Every model deployment follows the same progression, whether you are serving a logistic regression or a 70B-parameter language model:

Stage 1: Packaging. You must serialize your trained model into a format that can be loaded in a different process, on a different machine, potentially in a different language. Pickle is the Python default — and it is a security vulnerability. ONNX and TorchScript are the production alternatives.

Stage 2: API. You must wrap the model in an HTTP service that accepts requests, validates inputs, runs inference, and returns structured responses. FastAPI gives you async support, automatic validation, and OpenAPI documentation with minimal boilerplate.

Stage 3: Containerization. You must package the API, its dependencies, and the model weights into a Docker image that runs identically everywhere. ML images are notoriously bloated — a naive PyTorch container can exceed 4GB. Multi-stage builds and careful dependency management bring this down to a few hundred megabytes.

Stage 4: Infrastructure. You must choose where to run the container. Serverless functions offer zero cost at zero traffic but suffer cold starts that can take 30 seconds for large models. Dedicated endpoints provide consistent latency at consistent cost. Managed platforms like SageMaker and Vertex AI abstract the infrastructure but lock you in and charge a premium.

Deployment Pipeline

Each stage introduces failure modes that the previous stage did not anticipate. A model that loads fine locally may fail when deserialized in a container with a different NumPy version. An API that handles single requests perfectly may collapse under batch traffic. A container that runs on Docker Desktop may exceed the memory limit on a cloud instance. An infrastructure choice that seemed cheap at 100 requests per day becomes ruinously expensive at 100,000.

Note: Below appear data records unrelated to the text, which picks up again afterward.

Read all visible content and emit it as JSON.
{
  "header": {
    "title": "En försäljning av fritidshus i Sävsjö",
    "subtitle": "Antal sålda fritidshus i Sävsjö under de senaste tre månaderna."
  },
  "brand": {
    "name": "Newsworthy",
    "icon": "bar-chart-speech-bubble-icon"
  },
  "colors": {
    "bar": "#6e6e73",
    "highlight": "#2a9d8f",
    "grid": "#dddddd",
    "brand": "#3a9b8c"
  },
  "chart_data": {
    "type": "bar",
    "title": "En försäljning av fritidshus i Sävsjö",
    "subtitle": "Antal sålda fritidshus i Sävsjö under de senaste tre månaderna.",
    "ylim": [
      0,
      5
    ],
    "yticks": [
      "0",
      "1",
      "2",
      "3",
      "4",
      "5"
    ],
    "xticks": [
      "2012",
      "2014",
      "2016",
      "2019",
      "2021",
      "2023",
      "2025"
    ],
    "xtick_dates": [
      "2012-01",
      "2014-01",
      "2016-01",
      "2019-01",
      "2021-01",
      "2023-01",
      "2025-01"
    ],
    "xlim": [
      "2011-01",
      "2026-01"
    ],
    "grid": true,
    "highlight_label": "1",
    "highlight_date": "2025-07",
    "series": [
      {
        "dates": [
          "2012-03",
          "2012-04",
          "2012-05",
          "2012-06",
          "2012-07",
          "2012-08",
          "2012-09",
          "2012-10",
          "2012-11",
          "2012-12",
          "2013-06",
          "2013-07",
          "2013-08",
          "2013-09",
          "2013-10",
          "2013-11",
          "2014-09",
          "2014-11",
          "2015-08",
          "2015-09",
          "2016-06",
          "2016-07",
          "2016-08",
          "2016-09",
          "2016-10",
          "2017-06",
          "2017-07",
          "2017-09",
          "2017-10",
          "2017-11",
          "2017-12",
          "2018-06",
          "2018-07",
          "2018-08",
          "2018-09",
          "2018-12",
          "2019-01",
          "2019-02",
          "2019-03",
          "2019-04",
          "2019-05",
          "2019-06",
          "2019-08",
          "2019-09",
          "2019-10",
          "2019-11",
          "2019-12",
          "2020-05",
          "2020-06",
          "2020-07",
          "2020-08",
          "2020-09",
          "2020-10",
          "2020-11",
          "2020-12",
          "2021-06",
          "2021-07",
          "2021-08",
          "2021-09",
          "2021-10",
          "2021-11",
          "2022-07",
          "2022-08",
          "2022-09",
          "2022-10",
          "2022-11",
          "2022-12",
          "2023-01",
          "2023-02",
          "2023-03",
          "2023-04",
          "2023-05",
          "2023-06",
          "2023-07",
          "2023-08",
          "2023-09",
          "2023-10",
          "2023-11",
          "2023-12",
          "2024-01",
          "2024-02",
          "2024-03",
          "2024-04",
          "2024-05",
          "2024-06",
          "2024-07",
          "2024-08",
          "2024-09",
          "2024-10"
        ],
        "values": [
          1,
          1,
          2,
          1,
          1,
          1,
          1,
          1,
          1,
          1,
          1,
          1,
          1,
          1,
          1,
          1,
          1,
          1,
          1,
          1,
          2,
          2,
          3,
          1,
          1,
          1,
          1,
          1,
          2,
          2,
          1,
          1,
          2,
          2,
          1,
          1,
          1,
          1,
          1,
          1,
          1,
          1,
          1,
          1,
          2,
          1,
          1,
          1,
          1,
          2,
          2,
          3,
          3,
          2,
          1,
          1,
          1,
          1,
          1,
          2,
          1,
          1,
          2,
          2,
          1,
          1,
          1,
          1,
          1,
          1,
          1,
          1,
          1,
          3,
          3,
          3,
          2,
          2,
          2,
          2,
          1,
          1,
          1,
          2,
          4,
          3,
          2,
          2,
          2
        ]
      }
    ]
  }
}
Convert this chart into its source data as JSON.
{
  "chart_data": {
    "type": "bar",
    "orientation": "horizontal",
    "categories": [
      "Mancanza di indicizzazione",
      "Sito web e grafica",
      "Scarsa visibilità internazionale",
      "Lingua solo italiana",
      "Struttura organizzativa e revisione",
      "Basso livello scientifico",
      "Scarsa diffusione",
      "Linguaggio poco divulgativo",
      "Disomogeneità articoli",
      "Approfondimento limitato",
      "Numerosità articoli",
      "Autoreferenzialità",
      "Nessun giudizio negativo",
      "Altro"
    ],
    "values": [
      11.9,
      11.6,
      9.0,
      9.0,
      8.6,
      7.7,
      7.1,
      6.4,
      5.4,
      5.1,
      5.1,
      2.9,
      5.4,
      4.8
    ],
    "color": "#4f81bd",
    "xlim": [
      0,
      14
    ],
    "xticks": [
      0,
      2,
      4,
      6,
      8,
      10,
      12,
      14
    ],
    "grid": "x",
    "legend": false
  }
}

What Separates Hobby Deployment from Production Deployment

The differences are not in the model. They are in everything around the model:

ConcernHobbyProduction
Serializationpickle.dump(model, f)ONNX export with opset version pinning
Input validationassert len(features) == 10Pydantic model with type coercion and range checks
Error handlingStack trace in response bodyStructured error codes, no information leakage
ConcurrencySingle-threaded FlaskAsync FastAPI with connection pooling
ContainerFROM python:3.11 (1.2GB)Multi-stage build with slim base (300MB)
Health checksNoneLiveness + readiness + model-loaded probes
Scaling”It works on my machine”Auto-scaling with request-based metrics
SecurityModel loads via pickleModel loaded from verified artifact store

These differences compound. A hobby deployment that cuts one corner in each category will fail in production. A production deployment that handles each category correctly will survive the traffic spike, the malformed input, the dependency conflict, and the 3 AM page — because it was designed with the assumption that all of those will happen.

Roadmap

Section 10.1 covers model packaging — why pickle is dangerous, how ONNX provides a universal export format, and when TorchScript is the right choice for PyTorch models. Section 10.2 builds the inference API with FastAPI: input validation, model lifecycle management, batch prediction, and request batching for GPU efficiency. Section 10.3 tackles containerization with Docker: multi-stage builds, image size optimization, and Docker Compose for local development. Section 10.4 lays out the infrastructure decision — serverless versus dedicated versus managed — with a quantitative framework for choosing based on your actual workload characteristics.

Every code example in this chapter is deployment-ready. You will not see app.run(debug=True) or FROM python:latest. You will see the patterns that survive the first week in production — because the first week is where most deployments die.

The prerequisite for this chapter is Chapter 8 (evaluation), because you should not deploy a model you cannot evaluate properly. If your offline metrics are unreliable, your production metrics will be worse.